I think that we should acknowledge how the disabilities community has played such an important role in changing things for the better in our country. I remember my first job out of law school was with the Children's Defense Fund. I didn't want to go work for a law firm. I wanted to go to work to be an advocate, and I joined the organization started by Marian Wright Edelman, an incredible woman lawyer, African-American, first ever to pass – and be acknowledged as passing – the Mississippi state bar, and Marian started the Children's Defense Fund. When I joined, our first project in the summer of 1973 was to go door to door along with others across our country to gather evidence about why so many American children were not in school. We suspected that one of the biggest reasons was that their disabilities were not accommodated in school, and therefore they could not attend school. But we didn't know that for sure, and we wanted to find out. So I went door-to-door in New Bedford, Massachusetts, saying, "Do you have a school-aged child who's not in school?" And I heard, yes, you know, our daughter dropped out to take care of the younger kids, or our son dropped out to go to work to help support the family. But I heard mostly that, yes, we have a blind child, a deaf child, a child in a wheelchair, a child with some other kind of disability that is not accepted in school. So we gathered up all of our evidence, and we presented it to the Congress, and that first effort resulted in passing Education for All, and all children with disabilities were given the right to go to school. That was a huge step forward for our country.
And then the effort began with real conviction to try to expand the rights that people with disabilities should have in our society. Tom Harkin, Ted Kennedy, Tony Coelho, and then the bill was finally passed and signed by George H.W. Bush. It was a great success in showing that bipartisanship – bringing people together to solve a problem that affected millions of our fellow citizens – could actually work.
We've come a long way in the last 25 years. We still have work to do. We're by no means finished. And when I was Secretary of State, President Obama and I wanted to get passed the United Nations Convention on the Rights of Persons with Disabilities. We held an event at the White House. We lined up sponsors, both in the Congress and outside, because it required the Congress – the Senate – to pass. And then we worked really hard, and the Republicans would not support it in the numbers needed. They wouldn't even listen to the pleas of their former leader, Senator Robert Dole, who as you know lost the use of an arm when he was in the military in World War II.

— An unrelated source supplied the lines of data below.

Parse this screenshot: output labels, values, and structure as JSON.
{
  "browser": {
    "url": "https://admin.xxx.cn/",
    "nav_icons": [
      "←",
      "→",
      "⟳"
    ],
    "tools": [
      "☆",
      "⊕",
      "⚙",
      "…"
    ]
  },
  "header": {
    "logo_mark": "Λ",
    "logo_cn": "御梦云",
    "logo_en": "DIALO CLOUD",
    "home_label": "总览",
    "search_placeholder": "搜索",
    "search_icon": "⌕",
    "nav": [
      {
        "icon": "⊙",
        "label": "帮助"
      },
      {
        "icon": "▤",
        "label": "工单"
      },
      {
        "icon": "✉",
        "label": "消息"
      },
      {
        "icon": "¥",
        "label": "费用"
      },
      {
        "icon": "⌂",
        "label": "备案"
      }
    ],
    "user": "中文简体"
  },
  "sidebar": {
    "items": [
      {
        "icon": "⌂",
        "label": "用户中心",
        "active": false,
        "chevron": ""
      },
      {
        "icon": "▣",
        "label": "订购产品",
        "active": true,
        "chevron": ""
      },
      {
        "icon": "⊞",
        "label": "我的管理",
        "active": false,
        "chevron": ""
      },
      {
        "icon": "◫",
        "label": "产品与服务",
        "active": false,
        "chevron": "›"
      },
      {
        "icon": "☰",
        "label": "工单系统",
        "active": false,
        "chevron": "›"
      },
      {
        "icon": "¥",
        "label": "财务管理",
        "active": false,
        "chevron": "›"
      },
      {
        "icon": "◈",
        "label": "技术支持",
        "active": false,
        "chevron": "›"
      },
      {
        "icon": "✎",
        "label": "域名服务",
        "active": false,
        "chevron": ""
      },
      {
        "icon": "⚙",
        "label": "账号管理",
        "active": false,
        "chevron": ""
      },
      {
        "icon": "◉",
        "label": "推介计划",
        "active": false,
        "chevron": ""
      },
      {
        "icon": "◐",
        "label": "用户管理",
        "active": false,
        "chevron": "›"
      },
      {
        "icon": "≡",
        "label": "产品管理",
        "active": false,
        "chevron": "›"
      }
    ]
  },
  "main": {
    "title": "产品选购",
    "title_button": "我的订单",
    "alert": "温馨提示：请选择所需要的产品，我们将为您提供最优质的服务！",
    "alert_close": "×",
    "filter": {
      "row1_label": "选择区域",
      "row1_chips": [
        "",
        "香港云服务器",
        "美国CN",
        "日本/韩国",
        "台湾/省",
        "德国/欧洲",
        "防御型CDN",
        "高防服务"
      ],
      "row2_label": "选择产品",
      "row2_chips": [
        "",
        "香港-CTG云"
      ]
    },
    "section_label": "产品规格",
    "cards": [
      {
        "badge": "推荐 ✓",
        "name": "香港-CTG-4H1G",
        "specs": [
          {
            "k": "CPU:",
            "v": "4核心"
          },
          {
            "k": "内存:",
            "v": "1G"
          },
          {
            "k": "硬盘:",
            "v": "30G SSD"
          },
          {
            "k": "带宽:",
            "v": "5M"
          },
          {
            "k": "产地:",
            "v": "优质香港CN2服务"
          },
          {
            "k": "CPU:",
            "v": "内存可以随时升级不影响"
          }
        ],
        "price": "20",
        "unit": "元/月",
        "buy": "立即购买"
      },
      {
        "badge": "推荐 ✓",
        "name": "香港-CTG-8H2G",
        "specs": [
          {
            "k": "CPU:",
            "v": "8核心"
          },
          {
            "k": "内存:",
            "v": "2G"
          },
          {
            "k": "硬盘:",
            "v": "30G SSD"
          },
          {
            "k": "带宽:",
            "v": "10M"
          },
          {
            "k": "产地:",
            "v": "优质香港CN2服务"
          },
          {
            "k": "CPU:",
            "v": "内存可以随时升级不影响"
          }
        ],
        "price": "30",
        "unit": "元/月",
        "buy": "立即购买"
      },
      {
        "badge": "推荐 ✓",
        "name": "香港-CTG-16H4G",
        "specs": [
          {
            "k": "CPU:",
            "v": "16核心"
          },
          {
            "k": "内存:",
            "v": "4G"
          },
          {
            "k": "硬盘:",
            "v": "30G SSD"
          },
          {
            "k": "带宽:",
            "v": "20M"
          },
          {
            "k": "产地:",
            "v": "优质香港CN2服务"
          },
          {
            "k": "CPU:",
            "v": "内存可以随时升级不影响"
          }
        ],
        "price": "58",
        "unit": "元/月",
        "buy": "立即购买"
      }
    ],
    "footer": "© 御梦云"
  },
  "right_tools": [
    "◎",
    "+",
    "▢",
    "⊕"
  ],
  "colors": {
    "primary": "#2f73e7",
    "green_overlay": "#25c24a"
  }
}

So there's a lot of unfinished business – both at home, and around the world. But I personally believe that the progress and the landmark legislation – first on education then broadly opening up transportation and buildings and employment, everything that people should be able to pursue – that that legislation was one of the real highlights of the civil rights and human rights movements in America.
We have our faults and we have our challenges, but there isn't any nation that has continually tried to push forward to widen the circle of opportunity the way we have. Despite the continuing problems that we face, we're going to keep doing that.
So I want to applaud you, Jan, and others who have been at the forefront of this movement. I want to introduce the Todds – Dale, Sara and Adam – who are here. I've turned over my twitter account to Sara to be tweeting about the challenges they face as a family with a young man who's got some challenges himself because I think we all have to recognize that as much progress as we've made, we still have work to do. So I want to thank you for being leaders and advocates on behalf of the community.